Dr. Resnikoff has prepared reports on incineration of radioactive materials, transportation of irradiated fuel and plutonium, reprocessing, and management of low-level radioactive waste. He has served as an expert witness in state and federal court cases and agency proceedings. He has served as a consultant to the State of Kansas on low-level waste management, to the Town of Wayne, New Jersey, in reviewing the cleanup of a local thorium waste dump, to WARD on disposal of radium wastes in Vernon, New Jersey, to the Southwest Research and Information Center and New Mexico Attorney General on shipments of plutonium-contaminated waste to the WIPP facility in New Mexico and the State of Utah on nuclear fuel transport. He has served as a consultant to the New York Attorney General on air shipments of plutonium through New York's Kennedy Airport, and transport of irradiated fuel through New York City, and to the Illinois Attorney General on the expansion of the spent fuel pools at the Morris Operation and the Zion reactor, to the Idaho Attorney General on the transportation of irradiated submarine fuel to the INEL facility in Idaho and to the Alaska Attorney General on shipments of plutonium through Alaska. He was an invited speaker at the 1976 Canadian meeting of the American Nuclear Society to discuss the risk of transporting plutonium by air. In July and August 1989, he was an invited guest of Japanese public interest groups, Fishermen's Cooperatives and the Japanese Congress Against A- and H- Bombs (Gensuikin).
Research Director of the Radioactive Waste Campaign. Dr. Resnikoff was formerly Research Director of the Radioactive Waste Campaign, a public interest organization conducting research and public education on the radioactive waste issue. His duties with the Campaign included directing the research program on low-level commercial and military waste and irradiated nuclear fuel transportation, writing articles, fact sheets and reports, formulating policy and networking with numerous environmental and public interest organizations and the media. He is author of the Campaign's book on "low-level" waste, Living Without Landfills, and co-author of the Campaign's book, Deadly Defense, A Citizen Guide to Military Landfills.

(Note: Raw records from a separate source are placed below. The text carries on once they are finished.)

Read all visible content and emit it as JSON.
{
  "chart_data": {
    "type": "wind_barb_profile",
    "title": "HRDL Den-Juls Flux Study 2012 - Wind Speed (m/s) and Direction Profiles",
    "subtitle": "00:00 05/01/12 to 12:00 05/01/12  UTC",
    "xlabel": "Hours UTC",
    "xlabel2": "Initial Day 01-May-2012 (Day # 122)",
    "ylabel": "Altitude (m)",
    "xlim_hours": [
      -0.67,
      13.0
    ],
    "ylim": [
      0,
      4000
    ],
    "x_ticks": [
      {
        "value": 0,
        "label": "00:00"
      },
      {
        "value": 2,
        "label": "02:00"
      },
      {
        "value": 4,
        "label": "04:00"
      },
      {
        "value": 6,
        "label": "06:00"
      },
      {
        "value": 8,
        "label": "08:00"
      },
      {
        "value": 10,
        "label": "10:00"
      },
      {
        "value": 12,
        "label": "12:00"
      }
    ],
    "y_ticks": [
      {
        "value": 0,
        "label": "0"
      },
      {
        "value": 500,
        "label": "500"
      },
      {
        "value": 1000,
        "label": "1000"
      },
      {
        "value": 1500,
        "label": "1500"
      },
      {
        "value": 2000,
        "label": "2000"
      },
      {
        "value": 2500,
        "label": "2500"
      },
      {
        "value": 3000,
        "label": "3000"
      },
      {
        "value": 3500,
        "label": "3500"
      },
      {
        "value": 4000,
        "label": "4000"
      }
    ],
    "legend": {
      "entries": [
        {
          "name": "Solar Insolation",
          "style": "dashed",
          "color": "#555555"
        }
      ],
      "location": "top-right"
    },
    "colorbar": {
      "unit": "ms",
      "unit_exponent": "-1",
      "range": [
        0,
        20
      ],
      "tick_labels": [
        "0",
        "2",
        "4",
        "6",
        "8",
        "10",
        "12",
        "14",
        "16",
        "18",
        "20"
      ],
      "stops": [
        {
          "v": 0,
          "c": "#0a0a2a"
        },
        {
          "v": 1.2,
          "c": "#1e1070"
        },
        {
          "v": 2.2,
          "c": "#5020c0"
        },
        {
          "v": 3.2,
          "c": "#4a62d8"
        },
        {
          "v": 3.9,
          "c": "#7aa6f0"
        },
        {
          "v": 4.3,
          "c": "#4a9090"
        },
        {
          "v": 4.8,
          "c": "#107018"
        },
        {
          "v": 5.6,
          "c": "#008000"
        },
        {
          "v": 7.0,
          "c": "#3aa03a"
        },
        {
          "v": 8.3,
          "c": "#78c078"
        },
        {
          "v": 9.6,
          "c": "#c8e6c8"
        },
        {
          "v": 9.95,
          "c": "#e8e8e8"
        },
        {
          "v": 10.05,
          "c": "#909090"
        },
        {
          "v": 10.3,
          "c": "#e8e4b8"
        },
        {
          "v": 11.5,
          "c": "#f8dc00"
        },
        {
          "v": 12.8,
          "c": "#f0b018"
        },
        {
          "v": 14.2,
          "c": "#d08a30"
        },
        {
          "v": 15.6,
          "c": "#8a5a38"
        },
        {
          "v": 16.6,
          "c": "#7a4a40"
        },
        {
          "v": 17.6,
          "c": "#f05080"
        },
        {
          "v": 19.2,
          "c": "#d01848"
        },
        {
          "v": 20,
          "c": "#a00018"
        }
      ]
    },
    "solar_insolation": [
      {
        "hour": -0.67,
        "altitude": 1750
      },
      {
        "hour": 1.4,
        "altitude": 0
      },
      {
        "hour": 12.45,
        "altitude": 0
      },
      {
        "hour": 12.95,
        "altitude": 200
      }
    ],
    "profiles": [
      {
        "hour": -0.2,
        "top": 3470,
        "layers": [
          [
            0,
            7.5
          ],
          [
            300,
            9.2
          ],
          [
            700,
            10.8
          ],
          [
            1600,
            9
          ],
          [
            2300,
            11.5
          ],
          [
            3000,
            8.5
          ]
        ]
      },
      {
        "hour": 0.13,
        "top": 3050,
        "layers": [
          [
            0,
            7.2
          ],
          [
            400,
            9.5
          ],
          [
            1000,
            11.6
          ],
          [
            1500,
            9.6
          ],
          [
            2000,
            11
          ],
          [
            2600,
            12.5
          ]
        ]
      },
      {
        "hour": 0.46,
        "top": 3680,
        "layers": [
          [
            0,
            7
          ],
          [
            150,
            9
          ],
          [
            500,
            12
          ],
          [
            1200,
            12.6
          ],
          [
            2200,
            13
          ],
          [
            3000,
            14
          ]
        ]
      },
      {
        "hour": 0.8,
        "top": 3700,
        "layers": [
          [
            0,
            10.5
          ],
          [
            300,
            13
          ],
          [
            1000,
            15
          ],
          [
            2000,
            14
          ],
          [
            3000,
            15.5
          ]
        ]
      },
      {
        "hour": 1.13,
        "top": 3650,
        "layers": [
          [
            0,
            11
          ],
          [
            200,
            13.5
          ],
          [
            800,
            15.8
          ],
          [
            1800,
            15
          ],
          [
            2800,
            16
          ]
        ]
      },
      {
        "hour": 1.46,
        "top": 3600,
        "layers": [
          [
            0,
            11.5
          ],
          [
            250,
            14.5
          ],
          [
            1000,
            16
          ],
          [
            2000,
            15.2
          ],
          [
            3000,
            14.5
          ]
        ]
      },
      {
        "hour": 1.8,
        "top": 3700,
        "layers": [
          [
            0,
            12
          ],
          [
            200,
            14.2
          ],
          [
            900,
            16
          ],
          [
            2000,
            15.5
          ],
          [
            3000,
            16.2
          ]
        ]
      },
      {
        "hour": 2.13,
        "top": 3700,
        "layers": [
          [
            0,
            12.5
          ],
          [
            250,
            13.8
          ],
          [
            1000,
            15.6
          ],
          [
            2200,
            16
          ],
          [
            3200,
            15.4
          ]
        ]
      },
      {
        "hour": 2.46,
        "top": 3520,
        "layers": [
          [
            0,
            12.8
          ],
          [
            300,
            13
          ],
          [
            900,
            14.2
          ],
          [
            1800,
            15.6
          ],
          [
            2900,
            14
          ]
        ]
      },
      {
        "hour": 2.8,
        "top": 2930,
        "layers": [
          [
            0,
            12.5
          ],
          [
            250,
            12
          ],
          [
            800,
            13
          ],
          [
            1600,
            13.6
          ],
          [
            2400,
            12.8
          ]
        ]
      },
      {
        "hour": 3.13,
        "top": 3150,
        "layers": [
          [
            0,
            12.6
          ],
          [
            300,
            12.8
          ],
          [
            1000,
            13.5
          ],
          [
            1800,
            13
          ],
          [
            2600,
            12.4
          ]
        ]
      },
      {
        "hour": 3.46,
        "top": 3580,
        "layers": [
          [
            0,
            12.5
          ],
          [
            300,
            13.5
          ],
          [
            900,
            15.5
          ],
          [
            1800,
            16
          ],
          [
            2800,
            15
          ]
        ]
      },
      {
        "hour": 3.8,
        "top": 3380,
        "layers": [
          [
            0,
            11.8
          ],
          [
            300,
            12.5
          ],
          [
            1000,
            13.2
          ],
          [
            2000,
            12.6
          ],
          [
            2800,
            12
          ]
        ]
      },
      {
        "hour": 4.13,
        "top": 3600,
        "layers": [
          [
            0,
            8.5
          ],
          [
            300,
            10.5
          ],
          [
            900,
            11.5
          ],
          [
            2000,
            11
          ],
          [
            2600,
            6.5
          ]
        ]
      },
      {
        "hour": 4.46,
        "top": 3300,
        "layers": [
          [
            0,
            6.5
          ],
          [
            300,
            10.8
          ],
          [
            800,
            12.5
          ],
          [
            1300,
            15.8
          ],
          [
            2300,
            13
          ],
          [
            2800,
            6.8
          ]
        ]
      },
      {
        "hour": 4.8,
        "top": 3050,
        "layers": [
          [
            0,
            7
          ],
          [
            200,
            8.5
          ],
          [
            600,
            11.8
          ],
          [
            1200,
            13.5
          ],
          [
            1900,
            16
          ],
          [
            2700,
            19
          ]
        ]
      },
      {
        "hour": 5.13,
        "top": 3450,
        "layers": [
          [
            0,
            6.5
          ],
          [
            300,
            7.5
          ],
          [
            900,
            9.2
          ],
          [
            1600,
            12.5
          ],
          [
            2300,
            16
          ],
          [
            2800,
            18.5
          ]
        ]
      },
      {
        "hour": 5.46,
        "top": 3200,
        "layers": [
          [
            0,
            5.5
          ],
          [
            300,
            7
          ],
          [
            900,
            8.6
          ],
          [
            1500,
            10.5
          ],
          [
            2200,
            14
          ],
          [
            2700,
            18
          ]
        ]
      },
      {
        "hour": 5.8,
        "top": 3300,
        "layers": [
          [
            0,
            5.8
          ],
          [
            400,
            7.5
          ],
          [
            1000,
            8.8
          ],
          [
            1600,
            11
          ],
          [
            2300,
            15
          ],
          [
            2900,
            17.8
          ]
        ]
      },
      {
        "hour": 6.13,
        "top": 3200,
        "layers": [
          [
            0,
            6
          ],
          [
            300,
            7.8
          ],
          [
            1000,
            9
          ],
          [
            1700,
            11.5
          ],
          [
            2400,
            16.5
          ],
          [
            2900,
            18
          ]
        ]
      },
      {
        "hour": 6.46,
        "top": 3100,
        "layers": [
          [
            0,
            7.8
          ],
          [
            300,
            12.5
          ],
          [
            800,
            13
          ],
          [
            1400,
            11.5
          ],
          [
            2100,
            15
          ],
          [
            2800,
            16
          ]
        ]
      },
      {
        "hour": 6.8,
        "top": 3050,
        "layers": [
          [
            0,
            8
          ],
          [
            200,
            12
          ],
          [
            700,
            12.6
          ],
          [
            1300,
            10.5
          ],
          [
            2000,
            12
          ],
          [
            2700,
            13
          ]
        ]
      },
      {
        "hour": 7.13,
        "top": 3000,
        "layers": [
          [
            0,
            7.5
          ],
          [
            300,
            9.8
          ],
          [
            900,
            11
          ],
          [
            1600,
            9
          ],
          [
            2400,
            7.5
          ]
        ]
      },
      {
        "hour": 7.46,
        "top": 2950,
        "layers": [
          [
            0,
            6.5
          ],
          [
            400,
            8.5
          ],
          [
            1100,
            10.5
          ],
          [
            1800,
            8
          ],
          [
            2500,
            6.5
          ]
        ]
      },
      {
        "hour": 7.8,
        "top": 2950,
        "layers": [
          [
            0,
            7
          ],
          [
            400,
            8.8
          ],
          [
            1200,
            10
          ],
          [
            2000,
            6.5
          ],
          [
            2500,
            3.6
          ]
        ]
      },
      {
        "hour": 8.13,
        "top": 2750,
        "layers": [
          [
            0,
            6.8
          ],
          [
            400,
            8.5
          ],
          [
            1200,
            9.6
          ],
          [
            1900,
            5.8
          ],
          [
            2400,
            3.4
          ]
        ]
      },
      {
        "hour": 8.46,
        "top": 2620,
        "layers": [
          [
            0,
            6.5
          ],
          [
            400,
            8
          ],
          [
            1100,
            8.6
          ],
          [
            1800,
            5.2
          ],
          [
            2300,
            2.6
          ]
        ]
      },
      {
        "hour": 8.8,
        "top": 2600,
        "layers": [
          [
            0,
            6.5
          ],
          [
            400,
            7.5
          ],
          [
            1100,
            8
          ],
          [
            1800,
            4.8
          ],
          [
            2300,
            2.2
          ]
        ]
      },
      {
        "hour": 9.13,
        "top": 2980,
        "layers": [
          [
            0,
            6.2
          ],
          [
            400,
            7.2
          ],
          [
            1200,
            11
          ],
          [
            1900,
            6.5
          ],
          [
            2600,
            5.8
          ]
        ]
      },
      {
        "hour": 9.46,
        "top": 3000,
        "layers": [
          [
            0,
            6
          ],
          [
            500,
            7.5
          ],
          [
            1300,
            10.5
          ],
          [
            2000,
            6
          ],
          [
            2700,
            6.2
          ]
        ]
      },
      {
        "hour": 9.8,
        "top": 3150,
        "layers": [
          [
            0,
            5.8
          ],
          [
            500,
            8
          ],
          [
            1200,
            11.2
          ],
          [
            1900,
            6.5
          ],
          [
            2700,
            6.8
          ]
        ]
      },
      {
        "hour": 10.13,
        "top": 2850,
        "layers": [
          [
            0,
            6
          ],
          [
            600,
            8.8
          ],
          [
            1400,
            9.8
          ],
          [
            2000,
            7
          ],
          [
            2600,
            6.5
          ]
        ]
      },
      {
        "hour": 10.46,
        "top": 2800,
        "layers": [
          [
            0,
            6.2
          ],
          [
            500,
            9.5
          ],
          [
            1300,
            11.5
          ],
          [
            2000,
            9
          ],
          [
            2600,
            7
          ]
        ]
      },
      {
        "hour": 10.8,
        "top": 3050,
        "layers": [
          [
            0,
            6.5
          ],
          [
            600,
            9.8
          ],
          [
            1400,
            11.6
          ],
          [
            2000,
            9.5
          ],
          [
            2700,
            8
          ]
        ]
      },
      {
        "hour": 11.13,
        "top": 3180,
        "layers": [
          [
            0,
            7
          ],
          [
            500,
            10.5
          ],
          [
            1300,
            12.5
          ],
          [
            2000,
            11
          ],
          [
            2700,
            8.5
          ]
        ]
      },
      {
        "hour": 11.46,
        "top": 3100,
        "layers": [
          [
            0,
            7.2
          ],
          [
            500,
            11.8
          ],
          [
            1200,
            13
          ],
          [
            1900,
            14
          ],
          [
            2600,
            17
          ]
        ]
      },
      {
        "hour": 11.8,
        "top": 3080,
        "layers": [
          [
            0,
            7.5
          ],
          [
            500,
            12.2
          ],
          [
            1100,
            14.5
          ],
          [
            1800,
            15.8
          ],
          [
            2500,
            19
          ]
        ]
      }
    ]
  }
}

Project Director at the Council on Economic Priorities. Between 1981 and 1983, Dr. Resnikoff was a Project Director at the Council on Economic Priorities, a New York-based non-profit research organization, where he authored the 390-page study, The Next Nuclear Gamble, Transportation and Storage of Nuclear Waste. The CEP study details the hazard of transporting irradiated nuclear fuel and outlines safer options.
1974 - 1981. Between 1974 and 1981, he was a lecturer at Rachel Carson College, an undergraduate environmental studies division of the State University of New York at Buffalo, where he taught energy and environmental courses. The years 1975-1977 he also worked for the New York Public Interest Group (NYPIRG).
1965 - 1973. In 1973, Dr. Resnikoff was a Fulbright lecturer in particle physics at the Universidad de Chile in Santiago, Chile. From 1967 to 1973, he was an Assistant Professor of Physics at the State University of New York at Buffalo. He has written numerous papers in particle physics, under grants from the National Science Foundation. He is a 1965 graduate of the University of Michigan with a Doctor of Philosophy in Theoretical Physics, specializing in group theory and particle physics.
Dr. Resnikoff is a member of the American Public Health Association and the Health Physics Society.
Dr. Resnikoff also has published many articles and books as well as being invited to speak at many prestigious conferences.